Bimetallic Pd–Pt nanoparticles supported on TiO₂ (PdxPty/TiO2) were synthesized via the sol immobilization method using polyvinyl alcohol (PVA) as a stabilizer, enabling precise control over particle size and dispersion. This method also circumvents the need for pre-reduction treatments by stabilizing metals in reduced oxidation states. HAADF-STEM analyses confirmed the formation of highly dispersed, nano-alloyed Pd–Pt particles with Pt enrichment at the surface. Catalytic testing in furfural (FF) hydrogenation under ambient conditions revealed a pronounced synergistic effect in bimetallic formulations, particularly Pd1Pt1, which achieved complete FF conversion within 30 min and tunable selectivity between furfuryl alcohol (FA) and tetrahydrofurfuryl alcohol (THFA).

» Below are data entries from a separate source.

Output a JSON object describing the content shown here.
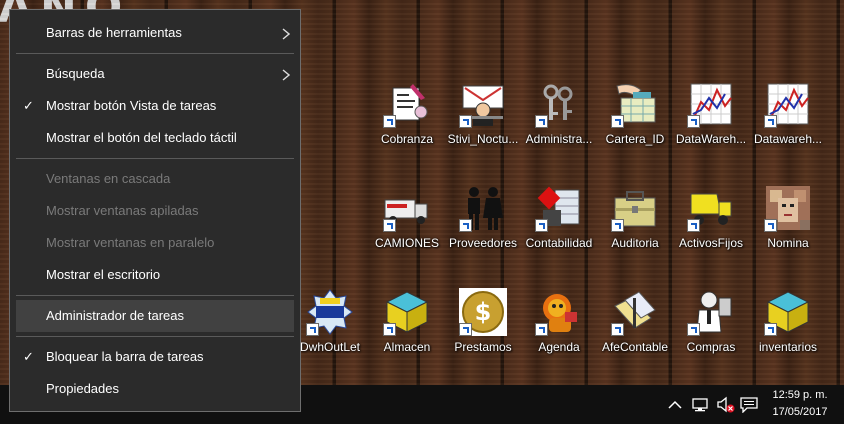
{
  "context_menu": {
    "items": [
      {
        "label": "Barras de herramientas",
        "submenu": true,
        "checked": false,
        "enabled": true
      },
      {
        "label": "Búsqueda",
        "submenu": true,
        "checked": false,
        "enabled": true
      },
      {
        "label": "Mostrar botón Vista de tareas",
        "submenu": false,
        "checked": true,
        "enabled": true
      },
      {
        "label": "Mostrar el botón del teclado táctil",
        "submenu": false,
        "checked": false,
        "enabled": true
      },
      {
        "label": "Ventanas en cascada",
        "submenu": false,
        "checked": false,
        "enabled": false
      },
      {
        "label": "Mostrar ventanas apiladas",
        "submenu": false,
        "checked": false,
        "enabled": false
      },
      {
        "label": "Mostrar ventanas en paralelo",
        "submenu": false,
        "checked": false,
        "enabled": false
      },
      {
        "label": "Mostrar el escritorio",
        "submenu": false,
        "checked": false,
        "enabled": true
      },
      {
        "label": "Administrador de tareas",
        "submenu": false,
        "checked": false,
        "enabled": true,
        "highlighted": true
      },
      {
        "label": "Bloquear la barra de tareas",
        "submenu": false,
        "checked": true,
        "enabled": true
      },
      {
        "label": "Propiedades",
        "submenu": false,
        "checked": false,
        "enabled": true
      }
    ],
    "check_glyph": "✓",
    "submenu_glyph": "›"
  },
  "desktop": {
    "icons": [
      {
        "label": "Cobranza",
        "icon": "invoice-icon"
      },
      {
        "label": "Stivi_Noctu...",
        "icon": "waiter-icon"
      },
      {
        "label": "Administra...",
        "icon": "keys-icon"
      },
      {
        "label": "Cartera_ID",
        "icon": "hand-database-icon"
      },
      {
        "label": "DataWareh...",
        "icon": "line-chart-icon"
      },
      {
        "label": "Datawareh...",
        "icon": "line-chart-icon"
      },
      {
        "label": "CAMIONES",
        "icon": "truck-icon"
      },
      {
        "label": "Proveedores",
        "icon": "people-icon"
      },
      {
        "label": "Contabilidad",
        "icon": "accounting-icon"
      },
      {
        "label": "Auditoria",
        "icon": "briefcase-icon"
      },
      {
        "label": "ActivosFijos",
        "icon": "dump-truck-icon"
      },
      {
        "label": "Nomina",
        "icon": "mosaic-face-icon"
      },
      {
        "label": "DwhOutLet",
        "icon": "super-remate-icon"
      },
      {
        "label": "Almacen",
        "icon": "cube-icon"
      },
      {
        "label": "Prestamos",
        "icon": "dollar-coin-icon"
      },
      {
        "label": "Agenda",
        "icon": "lion-icon"
      },
      {
        "label": "AfeContable",
        "icon": "folders-icon"
      },
      {
        "label": "Compras",
        "icon": "clerk-icon"
      },
      {
        "label": "inventarios",
        "icon": "cube-icon"
      }
    ]
  },
  "taskbar": {
    "time": "12:59 p. m.",
    "date": "17/05/2017",
    "tray_icons": [
      "chevron-up-icon",
      "network-icon",
      "volume-muted-icon",
      "action-center-icon"
    ]
  }
}
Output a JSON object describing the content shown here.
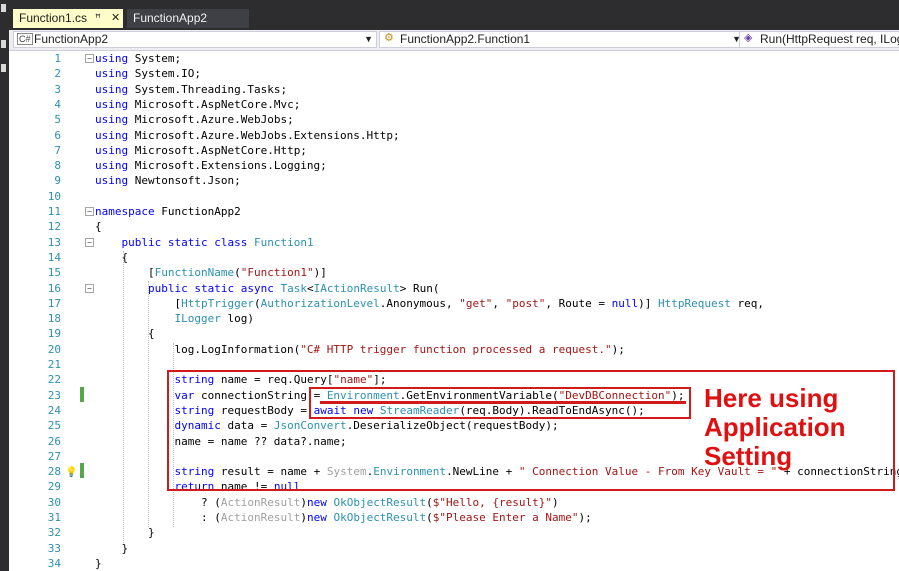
{
  "tabs": [
    {
      "label": "Function1.cs",
      "pin": "ꟸ",
      "close": "✕"
    },
    {
      "label": "FunctionApp2"
    }
  ],
  "navbar": {
    "project": "FunctionApp2",
    "class": "FunctionApp2.Function1",
    "member": "Run(HttpRequest req, ILogg"
  },
  "annotation": "Here using Application Setting",
  "code_lines": [
    {
      "n": "1",
      "html": "<span class='kw'>using</span> System;"
    },
    {
      "n": "2",
      "html": "<span class='kw'>using</span> System.IO;"
    },
    {
      "n": "3",
      "html": "<span class='kw'>using</span> System.Threading.Tasks;"
    },
    {
      "n": "4",
      "html": "<span class='kw'>using</span> Microsoft.AspNetCore.Mvc;"
    },
    {
      "n": "5",
      "html": "<span class='kw'>using</span> Microsoft.Azure.WebJobs;"
    },
    {
      "n": "6",
      "html": "<span class='kw'>using</span> Microsoft.Azure.WebJobs.Extensions.Http;"
    },
    {
      "n": "7",
      "html": "<span class='kw'>using</span> Microsoft.AspNetCore.Http;"
    },
    {
      "n": "8",
      "html": "<span class='kw'>using</span> Microsoft.Extensions.Logging;"
    },
    {
      "n": "9",
      "html": "<span class='kw'>using</span> Newtonsoft.Json;"
    },
    {
      "n": "10",
      "html": ""
    },
    {
      "n": "11",
      "html": "<span class='kw'>namespace</span> FunctionApp2"
    },
    {
      "n": "12",
      "html": "{"
    },
    {
      "n": "13",
      "html": "    <span class='kw'>public</span> <span class='kw'>static</span> <span class='kw'>class</span> <span class='ty'>Function1</span>"
    },
    {
      "n": "14",
      "html": "    {"
    },
    {
      "n": "15",
      "html": "        [<span class='ty'>FunctionName</span>(<span class='st'>\"Function1\"</span>)]"
    },
    {
      "n": "16",
      "html": "        <span class='kw'>public</span> <span class='kw'>static</span> <span class='kw'>async</span> <span class='ty'>Task</span>&lt;<span class='ty'>IActionResult</span>&gt; Run("
    },
    {
      "n": "17",
      "html": "            [<span class='ty'>HttpTrigger</span>(<span class='ty'>AuthorizationLevel</span>.Anonymous, <span class='st'>\"get\"</span>, <span class='st'>\"post\"</span>, Route = <span class='kw'>null</span>)] <span class='ty'>HttpRequest</span> req,"
    },
    {
      "n": "18",
      "html": "            <span class='ty'>ILogger</span> log)"
    },
    {
      "n": "19",
      "html": "        {"
    },
    {
      "n": "20",
      "html": "            log.LogInformation(<span class='st'>\"C# HTTP trigger function processed a request.\"</span>);"
    },
    {
      "n": "21",
      "html": ""
    },
    {
      "n": "22",
      "html": "            <span class='kw'>string</span> name = req.Query[<span class='st'>\"name\"</span>];"
    },
    {
      "n": "23",
      "html": "            <span class='kw'>var</span> connectionString = <span class='ty'>Environment</span>.GetEnvironmentVariable(<span class='st'>\"DevDBConnection\"</span>);"
    },
    {
      "n": "24",
      "html": "            <span class='kw'>string</span> requestBody = <span class='kw'>await</span> <span class='kw'>new</span> <span class='ty'>StreamReader</span>(req.Body).ReadToEndAsync();"
    },
    {
      "n": "25",
      "html": "            <span class='kw'>dynamic</span> data = <span class='ty'>JsonConvert</span>.DeserializeObject(requestBody);"
    },
    {
      "n": "26",
      "html": "            name = name ?? data?.name;"
    },
    {
      "n": "27",
      "html": ""
    },
    {
      "n": "28",
      "html": "            <span class='kw'>string</span> result = name + <span class='gy'>System</span>.<span class='ty'>Environment</span>.NewLine + <span class='st'>\" Connection Value - From Key Vault = \"</span> + connectionString;"
    },
    {
      "n": "29",
      "html": "            <span class='kw'>return</span> name != <span class='kw'>null</span>"
    },
    {
      "n": "30",
      "html": "                ? (<span class='gy'>ActionResult</span>)<span class='kw'>new</span> <span class='ty'>OkObjectResult</span>(<span class='st'>$\"Hello, {result}\"</span>)"
    },
    {
      "n": "31",
      "html": "                : (<span class='gy'>ActionResult</span>)<span class='kw'>new</span> <span class='ty'>OkObjectResult</span>(<span class='st'>$\"Please Enter a Name\"</span>);"
    },
    {
      "n": "32",
      "html": "        }"
    },
    {
      "n": "33",
      "html": "    }"
    },
    {
      "n": "34",
      "html": "}"
    }
  ]
}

Systematic variation of Pd:Pt ratios demonstrated composition-dependent product distribution: Pd-rich catalysts favored THFA, while Pt-rich ones enhanced FA yields and carbon balance. Reaction parameter studies revealed that selectivity can be steered via hydrogen pressure, with low pressure favoring FA (82 % yield at 3 bar) and high pressure promoting THFA (76 % yield at 20 bar). The Pd2Pt1 catalyst demonstrated excellent recyclability over four cycles without performance loss, confirming its robustness. These results offer valuable insights into the structure–activity–selectivity relationship in Pd–Pt nanoalloy systems and establish a tunable, sustainable platform for bio-based chemical valorization under mild conditions.